Performance Analysis

Two metrics are considered when measuring TCE’s performance: latency & throughput. Latency measures the time it takes to calculate the final order of a message after it has been submitted. This latency is sometimes referred to as “time to consensus” or “creation-to-consensus (C2C)”. Throughput measures the number of messages per second that reach finality.

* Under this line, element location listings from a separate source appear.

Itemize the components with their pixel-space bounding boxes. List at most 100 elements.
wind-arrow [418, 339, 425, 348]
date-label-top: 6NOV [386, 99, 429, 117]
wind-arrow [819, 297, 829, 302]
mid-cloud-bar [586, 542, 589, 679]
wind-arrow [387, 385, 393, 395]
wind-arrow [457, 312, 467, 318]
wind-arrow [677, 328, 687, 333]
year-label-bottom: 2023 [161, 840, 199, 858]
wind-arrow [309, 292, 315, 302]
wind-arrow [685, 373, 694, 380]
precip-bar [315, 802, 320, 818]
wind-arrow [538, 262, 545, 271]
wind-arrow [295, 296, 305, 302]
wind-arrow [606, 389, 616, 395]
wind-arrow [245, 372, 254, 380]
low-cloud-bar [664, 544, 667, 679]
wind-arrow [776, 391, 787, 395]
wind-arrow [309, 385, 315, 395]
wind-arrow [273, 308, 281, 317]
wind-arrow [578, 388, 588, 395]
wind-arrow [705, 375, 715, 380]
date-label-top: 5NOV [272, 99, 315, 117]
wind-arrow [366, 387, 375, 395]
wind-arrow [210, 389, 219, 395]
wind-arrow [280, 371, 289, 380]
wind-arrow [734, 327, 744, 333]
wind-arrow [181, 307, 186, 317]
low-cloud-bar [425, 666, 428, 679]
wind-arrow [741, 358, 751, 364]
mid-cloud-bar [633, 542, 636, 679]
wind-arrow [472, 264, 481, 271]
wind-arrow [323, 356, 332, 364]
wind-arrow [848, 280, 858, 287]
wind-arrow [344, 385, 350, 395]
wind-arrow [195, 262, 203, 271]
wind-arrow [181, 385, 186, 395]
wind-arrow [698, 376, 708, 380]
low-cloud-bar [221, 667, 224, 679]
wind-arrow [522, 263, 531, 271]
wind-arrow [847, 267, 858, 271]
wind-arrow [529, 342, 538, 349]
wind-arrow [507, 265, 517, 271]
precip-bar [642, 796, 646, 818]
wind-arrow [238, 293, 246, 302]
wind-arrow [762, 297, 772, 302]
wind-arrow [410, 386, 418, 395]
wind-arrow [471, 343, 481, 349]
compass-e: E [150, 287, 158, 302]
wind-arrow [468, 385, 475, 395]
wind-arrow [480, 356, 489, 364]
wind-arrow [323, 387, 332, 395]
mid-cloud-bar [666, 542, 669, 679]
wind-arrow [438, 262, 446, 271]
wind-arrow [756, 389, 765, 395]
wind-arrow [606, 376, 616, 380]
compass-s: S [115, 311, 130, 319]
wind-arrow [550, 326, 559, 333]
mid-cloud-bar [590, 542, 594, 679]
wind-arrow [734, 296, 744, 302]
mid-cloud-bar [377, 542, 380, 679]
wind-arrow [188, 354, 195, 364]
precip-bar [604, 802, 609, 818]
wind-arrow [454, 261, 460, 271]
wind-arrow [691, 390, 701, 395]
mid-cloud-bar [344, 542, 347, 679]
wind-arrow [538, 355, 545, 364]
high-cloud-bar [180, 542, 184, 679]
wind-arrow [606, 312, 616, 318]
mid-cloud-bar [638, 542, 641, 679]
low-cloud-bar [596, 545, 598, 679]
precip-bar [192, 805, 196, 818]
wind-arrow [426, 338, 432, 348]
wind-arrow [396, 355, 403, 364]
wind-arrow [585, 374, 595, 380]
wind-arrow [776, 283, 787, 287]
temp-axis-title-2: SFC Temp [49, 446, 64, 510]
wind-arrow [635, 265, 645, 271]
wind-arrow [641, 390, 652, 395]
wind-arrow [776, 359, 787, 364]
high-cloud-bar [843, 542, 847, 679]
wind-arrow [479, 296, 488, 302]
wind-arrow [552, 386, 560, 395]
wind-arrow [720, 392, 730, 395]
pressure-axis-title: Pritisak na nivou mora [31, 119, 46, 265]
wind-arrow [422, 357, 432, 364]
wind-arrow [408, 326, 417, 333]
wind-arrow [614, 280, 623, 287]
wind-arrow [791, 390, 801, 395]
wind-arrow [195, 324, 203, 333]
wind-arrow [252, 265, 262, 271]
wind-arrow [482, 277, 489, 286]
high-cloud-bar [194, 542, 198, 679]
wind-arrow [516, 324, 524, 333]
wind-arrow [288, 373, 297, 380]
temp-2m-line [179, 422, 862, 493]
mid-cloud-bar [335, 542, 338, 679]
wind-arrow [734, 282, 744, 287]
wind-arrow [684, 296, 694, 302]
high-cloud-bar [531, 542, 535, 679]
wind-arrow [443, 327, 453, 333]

We tested for latency using the following configuration:

  • Azure Standard D8ds_v5: 8 vCPU, 32 GiB memory, 300 GB SSD storage, 12,500 Mbps max network bandwidth

  • Sync interval: 8ms - 12ms

  • Transaction size: 128 bytes

The results showed latency as low as 26ms with 8 peers and as high as 103ms with 32 peers. Not shown on the graph is that the average throughput with this configuration was between 262,000 - 289,000 TPS for all peer counts. More peers slightly increases the throughput, but where most games only require between 60-120 TPS x the number of peers, TCE provides almost an order of magnitude of headroom for TPS.

This latency has proven to be sufficient for most multiplayer game types. Certain game types are more sensitive to latency than others. These game types include competitive first-person shooters (FPS) and some real-time strategy games where latency over 50ms is considered unacceptable. Additional tuning may bring TCE’s latency down even more and game netcode may be able to compensate for this latency. Importantly, most game types can be satisfied by TCE’s latency results with little netcode compensation.

Additionally we tuned for throughput which resulted in higher latency but also significantly higher throughput. With the same configuration as the latency test, but with emphasis on throughput, TCE is able to achieve 1,026,000 TPS with an average latency of 857ms, a low of 735ms, and a high of 977ms.

This is a significant milestone for public ledger applications. Not only can TCE be tuned for low-latency applications like gaming with throughput that is significantly higher than other DLT protocols, TCE can be tuned for high throughput applications with 2-3 orders of magnitude more TPS than most mainstream public layer 1 and layer 2 networks.